The priest believes Vilsack should commute Tracey’s sentence, making her eligible for parole within months instead of 16 years.

“Seventeen-year-olds are not mature adults,” Peter said. “It wouldn’t be at all unusual for a 17-year-old to write things down at one point but not carry them out. Adult premeditation is not what Tracey had.”

A few days after the fire, Tracey wrote her mother a letter:

“Mom, I am so sorry for everything that has happened. I am sorry I could not tell you. Things have been so hard for me lately. ... My heart is breaking right now and I don’t know what to do.”

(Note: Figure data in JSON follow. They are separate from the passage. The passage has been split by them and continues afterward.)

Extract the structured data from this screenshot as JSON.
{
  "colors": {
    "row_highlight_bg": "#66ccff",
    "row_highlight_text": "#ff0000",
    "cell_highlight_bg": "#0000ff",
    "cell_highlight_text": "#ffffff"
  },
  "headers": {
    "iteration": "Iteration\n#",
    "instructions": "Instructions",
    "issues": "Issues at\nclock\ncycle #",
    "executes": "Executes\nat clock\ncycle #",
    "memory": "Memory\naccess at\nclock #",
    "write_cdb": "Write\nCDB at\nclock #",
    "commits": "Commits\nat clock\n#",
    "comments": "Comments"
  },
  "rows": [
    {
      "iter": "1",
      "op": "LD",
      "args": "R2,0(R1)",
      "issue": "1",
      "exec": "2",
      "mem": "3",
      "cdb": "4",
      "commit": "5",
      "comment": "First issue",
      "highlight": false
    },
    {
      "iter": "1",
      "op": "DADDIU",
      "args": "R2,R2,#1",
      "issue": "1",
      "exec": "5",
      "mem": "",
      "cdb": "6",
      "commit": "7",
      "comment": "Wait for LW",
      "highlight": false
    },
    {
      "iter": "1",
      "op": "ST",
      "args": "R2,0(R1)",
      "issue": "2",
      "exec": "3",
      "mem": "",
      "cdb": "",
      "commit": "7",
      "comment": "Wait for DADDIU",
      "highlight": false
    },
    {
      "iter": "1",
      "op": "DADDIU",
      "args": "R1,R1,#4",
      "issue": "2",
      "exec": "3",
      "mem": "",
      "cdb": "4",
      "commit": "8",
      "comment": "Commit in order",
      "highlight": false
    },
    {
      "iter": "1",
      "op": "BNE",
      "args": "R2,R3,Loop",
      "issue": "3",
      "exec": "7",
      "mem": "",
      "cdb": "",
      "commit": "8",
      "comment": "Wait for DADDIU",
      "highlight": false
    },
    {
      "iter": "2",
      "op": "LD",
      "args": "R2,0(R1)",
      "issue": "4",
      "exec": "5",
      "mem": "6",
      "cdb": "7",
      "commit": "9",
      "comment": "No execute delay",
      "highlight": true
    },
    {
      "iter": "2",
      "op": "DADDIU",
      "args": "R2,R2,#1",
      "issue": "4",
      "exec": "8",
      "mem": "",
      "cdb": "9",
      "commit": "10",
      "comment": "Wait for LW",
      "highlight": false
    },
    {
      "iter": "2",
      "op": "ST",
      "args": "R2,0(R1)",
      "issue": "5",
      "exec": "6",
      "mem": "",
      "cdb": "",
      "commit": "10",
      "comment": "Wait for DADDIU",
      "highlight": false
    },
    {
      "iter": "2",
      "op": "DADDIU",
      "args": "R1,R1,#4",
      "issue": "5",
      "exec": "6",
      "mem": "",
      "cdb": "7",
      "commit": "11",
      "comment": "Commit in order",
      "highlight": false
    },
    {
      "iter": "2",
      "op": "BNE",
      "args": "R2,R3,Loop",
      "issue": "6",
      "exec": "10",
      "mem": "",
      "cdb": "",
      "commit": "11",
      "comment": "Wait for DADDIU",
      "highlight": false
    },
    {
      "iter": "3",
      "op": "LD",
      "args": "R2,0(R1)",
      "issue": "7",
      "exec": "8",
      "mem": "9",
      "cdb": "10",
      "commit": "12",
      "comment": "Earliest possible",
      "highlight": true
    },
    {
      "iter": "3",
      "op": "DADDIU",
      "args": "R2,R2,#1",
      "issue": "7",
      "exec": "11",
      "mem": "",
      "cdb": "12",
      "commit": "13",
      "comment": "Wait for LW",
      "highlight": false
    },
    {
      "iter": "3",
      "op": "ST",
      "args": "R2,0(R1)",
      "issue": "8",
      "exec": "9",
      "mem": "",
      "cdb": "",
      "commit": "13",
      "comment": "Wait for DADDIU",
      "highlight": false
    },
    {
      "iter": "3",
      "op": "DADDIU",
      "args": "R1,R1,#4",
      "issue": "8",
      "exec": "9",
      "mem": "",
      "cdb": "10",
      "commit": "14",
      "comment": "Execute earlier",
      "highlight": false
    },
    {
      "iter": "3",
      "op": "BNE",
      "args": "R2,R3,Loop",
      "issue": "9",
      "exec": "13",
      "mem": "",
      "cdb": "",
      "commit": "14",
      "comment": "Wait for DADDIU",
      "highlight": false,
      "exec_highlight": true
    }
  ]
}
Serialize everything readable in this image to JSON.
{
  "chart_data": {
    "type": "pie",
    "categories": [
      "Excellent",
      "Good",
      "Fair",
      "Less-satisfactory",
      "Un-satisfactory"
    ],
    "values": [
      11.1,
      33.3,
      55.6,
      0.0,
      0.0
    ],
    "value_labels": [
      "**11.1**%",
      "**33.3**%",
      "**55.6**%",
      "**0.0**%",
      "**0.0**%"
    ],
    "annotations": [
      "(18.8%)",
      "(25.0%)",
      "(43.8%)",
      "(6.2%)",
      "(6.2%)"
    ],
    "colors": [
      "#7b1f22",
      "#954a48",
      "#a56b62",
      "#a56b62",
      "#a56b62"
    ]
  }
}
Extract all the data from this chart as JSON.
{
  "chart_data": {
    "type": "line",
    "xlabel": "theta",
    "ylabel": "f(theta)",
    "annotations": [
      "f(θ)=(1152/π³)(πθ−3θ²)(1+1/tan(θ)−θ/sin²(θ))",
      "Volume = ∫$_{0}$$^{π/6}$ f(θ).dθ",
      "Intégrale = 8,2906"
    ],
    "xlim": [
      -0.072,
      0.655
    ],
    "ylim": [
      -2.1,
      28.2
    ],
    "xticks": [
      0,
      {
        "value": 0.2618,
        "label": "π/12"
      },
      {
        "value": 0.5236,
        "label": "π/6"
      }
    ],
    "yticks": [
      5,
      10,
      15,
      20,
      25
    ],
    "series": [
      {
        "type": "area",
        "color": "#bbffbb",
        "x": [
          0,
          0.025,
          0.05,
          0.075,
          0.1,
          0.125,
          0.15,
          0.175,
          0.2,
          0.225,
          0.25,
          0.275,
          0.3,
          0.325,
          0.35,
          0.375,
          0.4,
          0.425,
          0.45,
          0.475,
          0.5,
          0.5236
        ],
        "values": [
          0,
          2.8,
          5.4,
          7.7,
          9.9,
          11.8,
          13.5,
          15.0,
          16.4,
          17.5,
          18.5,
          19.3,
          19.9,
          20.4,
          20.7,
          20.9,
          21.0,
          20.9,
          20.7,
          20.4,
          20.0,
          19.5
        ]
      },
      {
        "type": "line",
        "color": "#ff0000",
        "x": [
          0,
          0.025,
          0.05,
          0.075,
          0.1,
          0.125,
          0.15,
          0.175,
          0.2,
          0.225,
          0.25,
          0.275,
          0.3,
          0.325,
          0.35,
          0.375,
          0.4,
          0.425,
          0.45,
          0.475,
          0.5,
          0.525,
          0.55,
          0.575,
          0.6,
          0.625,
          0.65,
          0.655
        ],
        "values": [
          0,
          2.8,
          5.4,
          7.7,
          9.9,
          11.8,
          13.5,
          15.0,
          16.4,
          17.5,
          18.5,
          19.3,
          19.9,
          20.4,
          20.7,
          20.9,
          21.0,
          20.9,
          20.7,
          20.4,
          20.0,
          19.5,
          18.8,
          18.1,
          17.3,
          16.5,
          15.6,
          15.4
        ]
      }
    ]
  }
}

Tracey said she couldn’t explain all that happened with the sexual abuse because she didn’t know how to say it. “Can you tell everyone that I am sorry for everything and tell Brian that I am sorry that I told but I just couldn’t take it anymore.”

As time passed, Tracey reached out to investigators she had grown to trust. In a letter, she wrote that she had a whole lot of stuff to tell, that she’d been told her whole life not to tell, and that she’d always been afraid something would happen to her family if she told.

Now she felt the urge to talk.

The words were inside her, she said, but the words were not nice.